Ils tournèrent tous leurs têtes vers une vieille église délabrée. La porte était grande ouverte, il n’y avait aucun signe de vie à l’intérieur. La magicienne y envoya un feu follet magique pour éclairer un peu le bâtiment, afin de s’assurer qu’il n’y avait personne. Le tout se trouvait à plusieurs mètres d’eux. Ils s’y rendirent.

— Examinons cet endroit et voyons ce que nous pourrons y trouver, dit Flint. Nous pourrons nous y reposer pour quelque temps, s’il est vide.

— Bonne idée, répondit la louve.

Plus ils s’avançaient dans le bâtiment, plus le capitaine avait l’impression que sa mère les guidait ici-bas. Il ignorait si cette dernière exerçait le moindre pouvoir sur ce monde ou si elle les avait complètement oubliés, mais il espérait que tôt ou tard, elle remarquerait le danger dans lequel ses deux fils et leurs amis s’étaient retrouvés.

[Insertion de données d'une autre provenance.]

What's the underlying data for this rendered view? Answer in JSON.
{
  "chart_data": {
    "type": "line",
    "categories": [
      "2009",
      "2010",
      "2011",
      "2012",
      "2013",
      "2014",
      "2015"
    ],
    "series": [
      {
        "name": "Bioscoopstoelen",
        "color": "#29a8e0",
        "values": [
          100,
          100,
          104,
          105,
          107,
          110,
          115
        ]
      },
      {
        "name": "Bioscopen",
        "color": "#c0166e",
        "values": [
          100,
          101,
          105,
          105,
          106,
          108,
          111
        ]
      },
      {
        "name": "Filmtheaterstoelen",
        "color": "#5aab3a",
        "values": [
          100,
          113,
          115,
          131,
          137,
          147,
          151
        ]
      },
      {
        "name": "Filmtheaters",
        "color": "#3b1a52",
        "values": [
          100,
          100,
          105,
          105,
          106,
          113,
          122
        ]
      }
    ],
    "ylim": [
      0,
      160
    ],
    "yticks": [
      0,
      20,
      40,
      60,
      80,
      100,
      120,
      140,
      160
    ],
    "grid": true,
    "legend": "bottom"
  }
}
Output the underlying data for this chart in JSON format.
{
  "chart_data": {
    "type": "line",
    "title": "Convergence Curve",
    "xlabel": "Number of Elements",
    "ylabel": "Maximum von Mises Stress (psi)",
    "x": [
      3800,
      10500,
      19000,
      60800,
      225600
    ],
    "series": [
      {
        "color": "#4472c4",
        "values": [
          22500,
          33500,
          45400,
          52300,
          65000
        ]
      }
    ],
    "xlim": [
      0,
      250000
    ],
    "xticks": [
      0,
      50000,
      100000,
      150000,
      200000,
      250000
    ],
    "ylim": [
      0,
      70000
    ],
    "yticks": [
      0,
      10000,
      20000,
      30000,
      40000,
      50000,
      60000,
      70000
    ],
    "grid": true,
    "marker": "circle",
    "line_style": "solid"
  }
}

L’intérieur de l’église était complètement vide, sauf qu’il y avait des bancs tassés contre les murs, des sacs de couchages laissés par d’anciens visiteurs et des graffitis étranges tracés sur les murs. Le blond comprit que cet endroit avait été visité par les éclaireurs de Cordelia Lawson ou bien l’homme qu’ils appelaient Estagar.

Il y avait peu d’êtres vivants dans cette région, autre que les survivants et la Septième Brigade. Flint ne savait pas s’il devait se réjouir de savoir qu’ils n’étaient pas seuls ou bien s’il devait avoir peur pour sa peau.

— Cet endroit me fait peur, murmura-t-il pour lui-même.

Un coup de pinceau ici et là et l’église serait comme neuve. Cependant, elle n’avait plus rien d’un endroit sacré, mais plutôt un bâtiment qui avait été souvent utilisé comme abri. Il détectait toutefois un puissant charme à l’entrée, un sort de protection qui repoussait sûrement les monstres ou bien les intrus maléfiques. Un mage puissant l’avait installé avant de repartir.

— Nous ne risquons rien dans ce sanctuaire, prononça la louve, aux pieds du capitaine. Je ressens l’influence d’Athéna entre ces murs.

— Ah bon ? demanda Flint. Je pensais que tout ça venait d’un simple mage.